Banks, VCs, and other traditional lenders had dominated the lending land for centuries. Every small business owner out there knows that isn’t good news. Obtaining small business financing from banks isn’t a cakewalk if you lack a solid credit profile, outstanding trading history, and substantial business revenues. If you’re lucky to qualify, you’ll have to bear with a bureaucratic, paper-laden application process and lengthy approval period.
Thanks to the internet and the rise of cutting-edge financial technology. FinTech lenders that offer faster business financing services have matched into the lending gap to provide business owners the capital they need to grow their businesses.
Pros and cons of small business financing from banks
So should you obtain a small business loan from a bank or a fintech company? To help you make a better decision between a bank and a fintech lender, we analyze the pros and cons of business loans from banks and fintech.
Banks offer loans at the lowest interest rates than you can find anywhere else. Per recent data, business loan interest rates range from 2.58% to 7.16% at banks. Rates for SBA loans range from 5.50% to 8%.
However, these low interest rates aren’t for everyone. They are reserved for borrowers with a solid business profile and a high FICO.
Banks require excellent credit
Typically, banks love to see credit scores between 700 and 850 to label you as “good risk” and approve you for higher loan amounts at favorable terms rates. If your FICO score dips below 700, you’re less likely to qualify for a small business loan from a bank, or you may be hit with higher interest rates.
Also read: Here Are Ways That You Can Save Money As A New Business.
Profitability and long trading history
Small business loans from banks aren’t accessible to everyone. You may have an excellent credit score, but unless you can demonstrate an established trading history, profitability, and outstanding business revenues, your company will face hurdles to qualify for a traditional loan.
Lengthy application process
Compared to other lenders, banks have the most complicated application process and require you to fill out excessive paperwork.
Apart from filling out the application form, you’ll be required to gather and prepare multiple financial documents through scanning, copying, and printing financial data from the SMB and hand them over to the bank via mail or in-person.
Lengthy approval period
It takes time for the credit team to analyze all the submitted business records, build a risk file, and decide your fate. It may take weeks to months before you get approved for business financing from a bank.
Need for collateral
Solid credit score and business profitability aside, you’ll need to back up your loan with some form of collateral –an asset that the bank can seize and sell to recover their money if you’re unable to repay the loan.

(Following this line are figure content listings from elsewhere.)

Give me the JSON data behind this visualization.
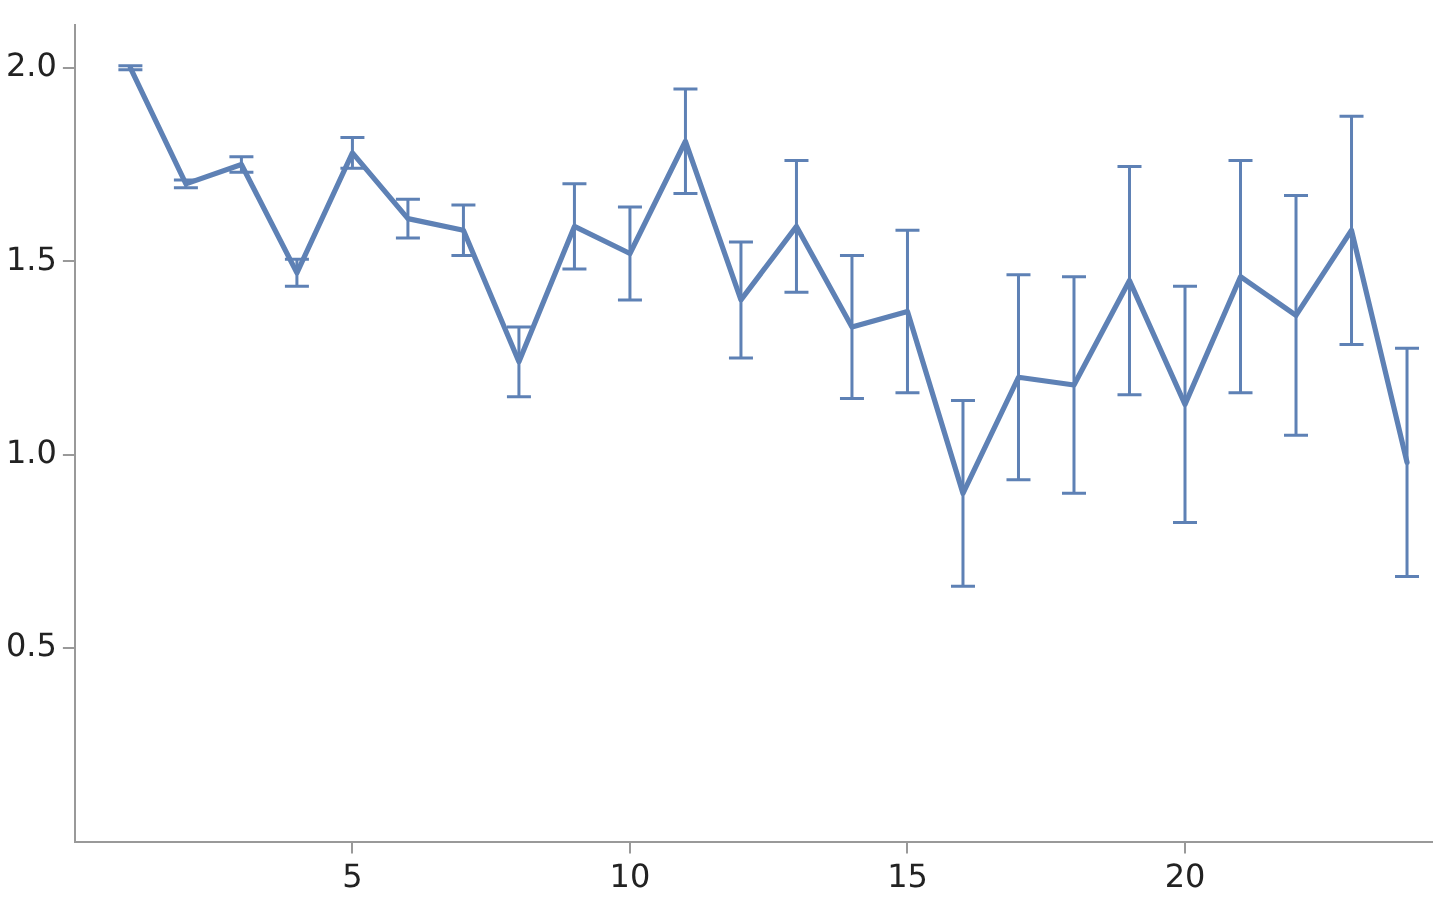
{
  "chart_data": {
    "type": "line",
    "x": [
      1,
      2,
      3,
      4,
      5,
      6,
      7,
      8,
      9,
      10,
      11,
      12,
      13,
      14,
      15,
      16,
      17,
      18,
      19,
      20,
      21,
      22,
      23,
      24
    ],
    "series": [
      {
        "color": "#5e81b5",
        "values": [
          2.0,
          1.7,
          1.75,
          1.47,
          1.78,
          1.61,
          1.58,
          1.24,
          1.59,
          1.52,
          1.81,
          1.4,
          1.59,
          1.33,
          1.37,
          0.9,
          1.2,
          1.18,
          1.45,
          1.13,
          1.46,
          1.36,
          1.58,
          0.98
        ],
        "errors": [
          0.005,
          0.01,
          0.02,
          0.035,
          0.04,
          0.05,
          0.065,
          0.09,
          0.11,
          0.12,
          0.135,
          0.15,
          0.17,
          0.185,
          0.21,
          0.24,
          0.265,
          0.28,
          0.295,
          0.305,
          0.3,
          0.31,
          0.295,
          0.295
        ]
      }
    ],
    "xlim": [
      0,
      24.45
    ],
    "ylim": [
      0,
      2.11
    ],
    "xticks": [
      5,
      10,
      15,
      20
    ],
    "yticks": [
      {
        "value": 0.5,
        "label": "0.5"
      },
      {
        "value": 1,
        "label": "1.0"
      },
      {
        "value": 1.5,
        "label": "1.5"
      },
      {
        "value": 2,
        "label": "2.0"
      }
    ],
    "grid": false,
    "legend": false,
    "marker": "none",
    "line_style": "solid"
  }
}
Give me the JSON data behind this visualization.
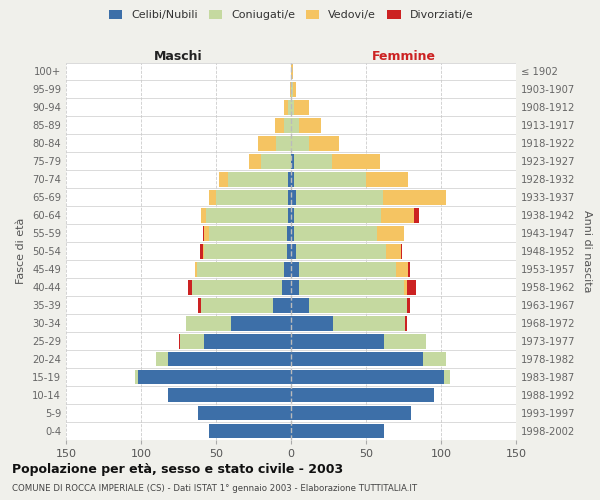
{
  "age_groups": [
    "0-4",
    "5-9",
    "10-14",
    "15-19",
    "20-24",
    "25-29",
    "30-34",
    "35-39",
    "40-44",
    "45-49",
    "50-54",
    "55-59",
    "60-64",
    "65-69",
    "70-74",
    "75-79",
    "80-84",
    "85-89",
    "90-94",
    "95-99",
    "100+"
  ],
  "birth_years": [
    "1998-2002",
    "1993-1997",
    "1988-1992",
    "1983-1987",
    "1978-1982",
    "1973-1977",
    "1968-1972",
    "1963-1967",
    "1958-1962",
    "1953-1957",
    "1948-1952",
    "1943-1947",
    "1938-1942",
    "1933-1937",
    "1928-1932",
    "1923-1927",
    "1918-1922",
    "1913-1917",
    "1908-1912",
    "1903-1907",
    "≤ 1902"
  ],
  "colors": {
    "celibi": "#3d6fa8",
    "coniugati": "#c5d9a0",
    "vedovi": "#f5c462",
    "divorziati": "#cc2222"
  },
  "males": {
    "celibi": [
      55,
      62,
      82,
      102,
      82,
      58,
      40,
      12,
      6,
      5,
      3,
      3,
      2,
      2,
      2,
      0,
      0,
      0,
      0,
      0,
      0
    ],
    "coniugati": [
      0,
      0,
      0,
      2,
      8,
      16,
      30,
      48,
      60,
      58,
      55,
      52,
      55,
      48,
      40,
      20,
      10,
      5,
      2,
      0,
      0
    ],
    "vedovi": [
      0,
      0,
      0,
      0,
      0,
      0,
      0,
      0,
      0,
      1,
      1,
      3,
      3,
      5,
      6,
      8,
      12,
      6,
      3,
      1,
      0
    ],
    "divorziati": [
      0,
      0,
      0,
      0,
      0,
      1,
      0,
      2,
      3,
      0,
      2,
      1,
      0,
      0,
      0,
      0,
      0,
      0,
      0,
      0,
      0
    ]
  },
  "females": {
    "celibi": [
      62,
      80,
      95,
      102,
      88,
      62,
      28,
      12,
      5,
      5,
      3,
      2,
      2,
      3,
      2,
      2,
      0,
      0,
      0,
      0,
      0
    ],
    "coniugati": [
      0,
      0,
      0,
      4,
      15,
      28,
      48,
      65,
      70,
      65,
      60,
      55,
      58,
      58,
      48,
      25,
      12,
      5,
      2,
      1,
      0
    ],
    "vedovi": [
      0,
      0,
      0,
      0,
      0,
      0,
      0,
      0,
      2,
      8,
      10,
      18,
      22,
      42,
      28,
      32,
      20,
      15,
      10,
      2,
      1
    ],
    "divorziati": [
      0,
      0,
      0,
      0,
      0,
      0,
      1,
      2,
      6,
      1,
      1,
      0,
      3,
      0,
      0,
      0,
      0,
      0,
      0,
      0,
      0
    ]
  },
  "title": "Popolazione per età, sesso e stato civile - 2003",
  "subtitle": "COMUNE DI ROCCA IMPERIALE (CS) - Dati ISTAT 1° gennaio 2003 - Elaborazione TUTTITALIA.IT",
  "xlabel_left": "Maschi",
  "xlabel_right": "Femmine",
  "ylabel_left": "Fasce di età",
  "ylabel_right": "Anni di nascita",
  "xlim": 150,
  "background": "#f0f0eb",
  "plot_bg": "#ffffff"
}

Pros and cons of small business financing from fintech
Fintech lenders welcome customers that banks turn away. You can qualify for business financing from a fintech lender with bad credit or no credit and a trading history of less than a year. Online lenders like caminofinancial.com welcome borrowers with a credit score of 550, 9 months in business, and as little as $30,000 annual sales or $2,500 monthly revenues.
Quick pre-approval and faster funding
This is where fintech lenders beat banks hands down. Fintech lenders offer quick pre-qualification and short approval periods. Simply submit basic information about your business, required business documents, and financial records online. You’ll know where you stand within 24 hours. Once you accept the loan terms, money will be in your account within 1-10 business days.
Transparent loans terms
Loan terms and interest rates can get complicated when obtaining financing for small businesses from a bank. That’s why you should read the fine print carefully before signing on the dotted line.
On the contrary, transparency is the word of the game from reputable fintech lenders. They provide small business loan calculators on their websites so that you can determine upfront the cost of the loan in terms of monthly repayments and the total interest you’ll pay. No surprises down the line.
Apply from anywhere
You don’t have to close your business or worry about banking hours. You only need an internet-enabled device to submit all the required information and digital business records online from the comfort of your business. In fact, you can apply for a loan at night and have the money in your account in the morning.
Loans without Social Security Number (SSN)
Minority business owners, especially immigrants, don’t stand a chance with banks. Luckily, fintech lenders like Camino Financial offer ITIN loans for merchants without SSN.
No need for collateral
You won’t need to risk personal or business assets to obtain a loan from a fintech lender.
Relatively high-interest rate
Interest rates for small business loans from fintech lenders can be anywhere between 9% to 99%. That’s quite high compared to banks that can have interest rates as low as 2.5%.
Obtain business financing from banks or fintech
Banks are great places to obtain small business financing at a low cost if you’ve got excellent business credit, an established profitable business, and are willing to wait. That’s rarely the case with many small businesses.
If you’ve only been into business for less than a year, have poor credit, and need funding faster, fintech lenders are your best bet. They’ve got a simple application process, quick approval & faster funding, and can provide loans to minority businesses without SSN.